On Sunday, Johann Hari’s new book, Lost Connections: Uncovering the Real Causes of Depression — and the Unexpected Solutions, was quoted at great length in the Guardian, in an article titled “Is Everything You Think You Know About Depression Wrong?” It’s been making the rounds on my feed and in my email inbox.

First off, a useful rule of writing/reading titles for the internet: if the title is a question that seems controversial, the answer is probably no. “Are Mosquitos Going Extinct?” No. “Will There Ever Be Another Elvis?” No. “Is There Life on Mars?” No, no, no, even if you want it to be true so badly you’re willing to write an entire book about it.

Second, it’s important to note that this article/book was written by a man fired from the Independent in 2011 for plagiarism. Look it up, it’s true. He even edited Wikipedia to make journalists who criticized him look bad. That smells like agenda, and self-aggrandizement, to me.

Third — now that the side issues are on the table— here’s a real, considered rebuttal to the points of the article.

For those of us who have struggled with intractable depression, and who have tried a variety of drugs in order to function on a daily basis, this article is problematic to the point of insult. Antidepressants are certainly overprescribed, and the pharmaceutical industry is certainly guilty of profitmongering at the expense of people seeking an easy solution to their difficult lives, but that is not to say that there is no such thing as a chemical imbalance in the brain.

If the problem of depression boils down to quality of life, or control over that life, why would Robin Williams have killed himself? Or David Foster Wallace? Or Anne Sexton? Or Ian MacDonald? Or George Sanders? Or… the list goes on.

I am allergic to amoxicillin.

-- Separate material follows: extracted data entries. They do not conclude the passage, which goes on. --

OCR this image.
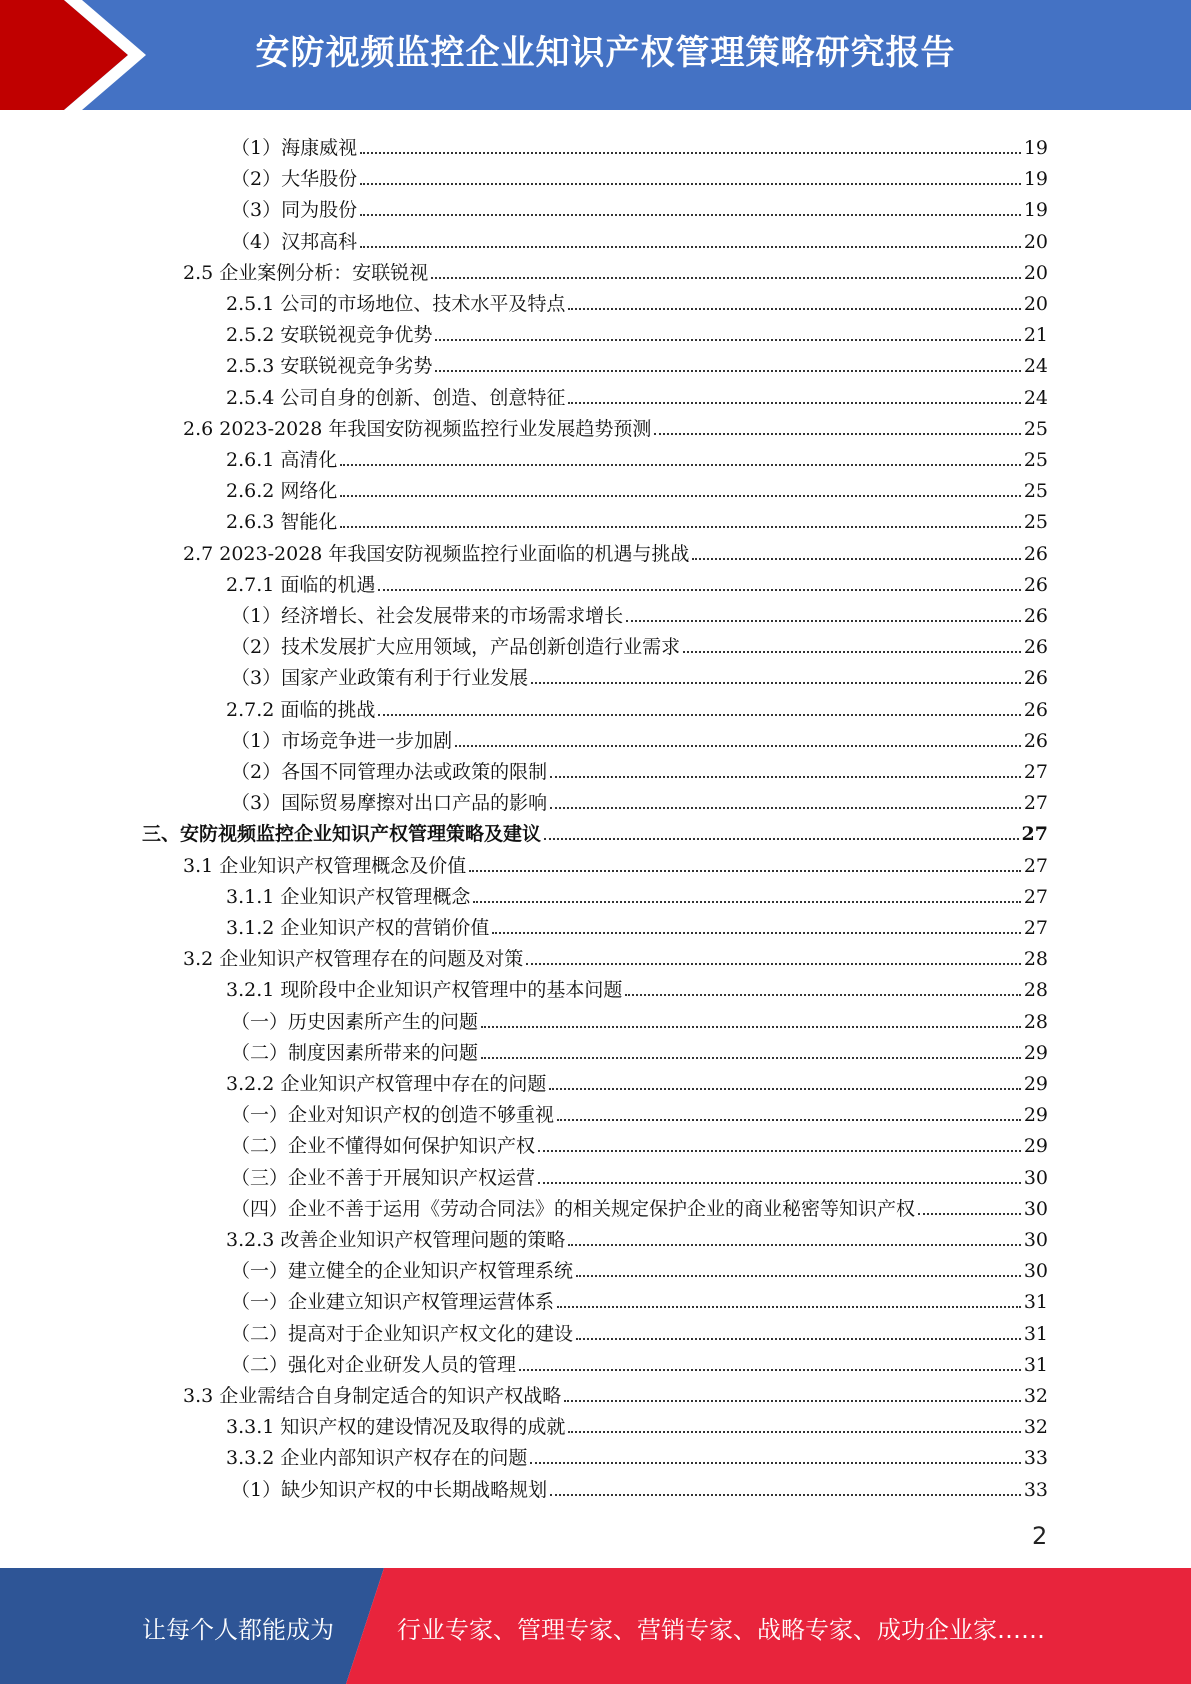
安防视频监控企业知识产权管理策略研究报告
（1）海康威视	19
（2）大华股份	19
（3）同为股份	19
（4）汉邦高科	20
2.5 企业案例分析：安联锐视	20
2.5.1 公司的市场地位、技术水平及特点	20
2.5.2 安联锐视竞争优势	21
2.5.3 安联锐视竞争劣势	24
2.5.4 公司自身的创新、创造、创意特征	24
2.6 2023-2028 年我国安防视频监控行业发展趋势预测	25
2.6.1 高清化	25
2.6.2 网络化	25
2.6.3 智能化	25
2.7 2023-2028 年我国安防视频监控行业面临的机遇与挑战	26
2.7.1 面临的机遇	26
（1）经济增长、社会发展带来的市场需求增长	26
（2）技术发展扩大应用领域，产品创新创造行业需求	26
（3）国家产业政策有利于行业发展	26
2.7.2 面临的挑战	26
（1）市场竞争进一步加剧	26
（2）各国不同管理办法或政策的限制	27
（3）国际贸易摩擦对出口产品的影响	27
三、安防视频监控企业知识产权管理策略及建议	27
3.1 企业知识产权管理概念及价值	27
3.1.1 企业知识产权管理概念	27
3.1.2 企业知识产权的营销价值	27
3.2 企业知识产权管理存在的问题及对策	28
3.2.1 现阶段中企业知识产权管理中的基本问题	28
（一）历史因素所产生的问题	28
（二）制度因素所带来的问题	29
3.2.2 企业知识产权管理中存在的问题	29
（一）企业对知识产权的创造不够重视	29
（二）企业不懂得如何保护知识产权	29
（三）企业不善于开展知识产权运营	30
（四）企业不善于运用《劳动合同法》的相关规定保护企业的商业秘密等知识产权	30
3.2.3 改善企业知识产权管理问题的策略	30
（一）建立健全的企业知识产权管理系统	30
（一）企业建立知识产权管理运营体系	31
（二）提高对于企业知识产权文化的建设	31
（二）强化对企业研发人员的管理	31
3.3 企业需结合自身制定适合的知识产权战略	32
3.3.1 知识产权的建设情况及取得的成就	32
3.3.2 企业内部知识产权存在的问题	33
（1）缺少知识产权的中长期战略规划	33
2
让每个人都能成为	行业专家、管理专家、营销专家、战略专家、成功企业家……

Antibiotics are overprescribed, especially to people who don’t know the difference between a virus and a bacterium. These two sentences together — my experience plus a problematic truth of the pharmaceutical/medical complex — do not mean that antibiotics are fraudulent, and all people who have bacterial infections need to do to heal is go to a part of town with less air pollution.

My doctor and my therapist and I have conferred multiple times about the medicine I take, and we are all satisfied with my dosage and its effects on me. Not every person on a psychiatric med is so well cared for, nor so well-informed, but that is not the fault of “big pharma.”

Everyone I’ve spoken to with even a modicum of experience coping with a mental illness has raised an eyebrow about Hari increasing his dosage to 80mg per day without even attempting a different regimen. That’s a product of poor doctoring, not a misdiagnosis.

It’s articles, and mindsets, like this that keep people from getting help. They promote shame among people with legitimate, untreated mental illnesses and send them into a cycle of what’s wrong with me and why can’t I just feel better. For informed people with well-examined perspectives about mental illness, who have been through a few medication regimens, who have consulted with doctors and done independent research, this might be an interesting set of opinions to explore…but those people have already overcome the stigma around medication and seeking help.

This is shaming, and a failure of empathy, dressed up as research.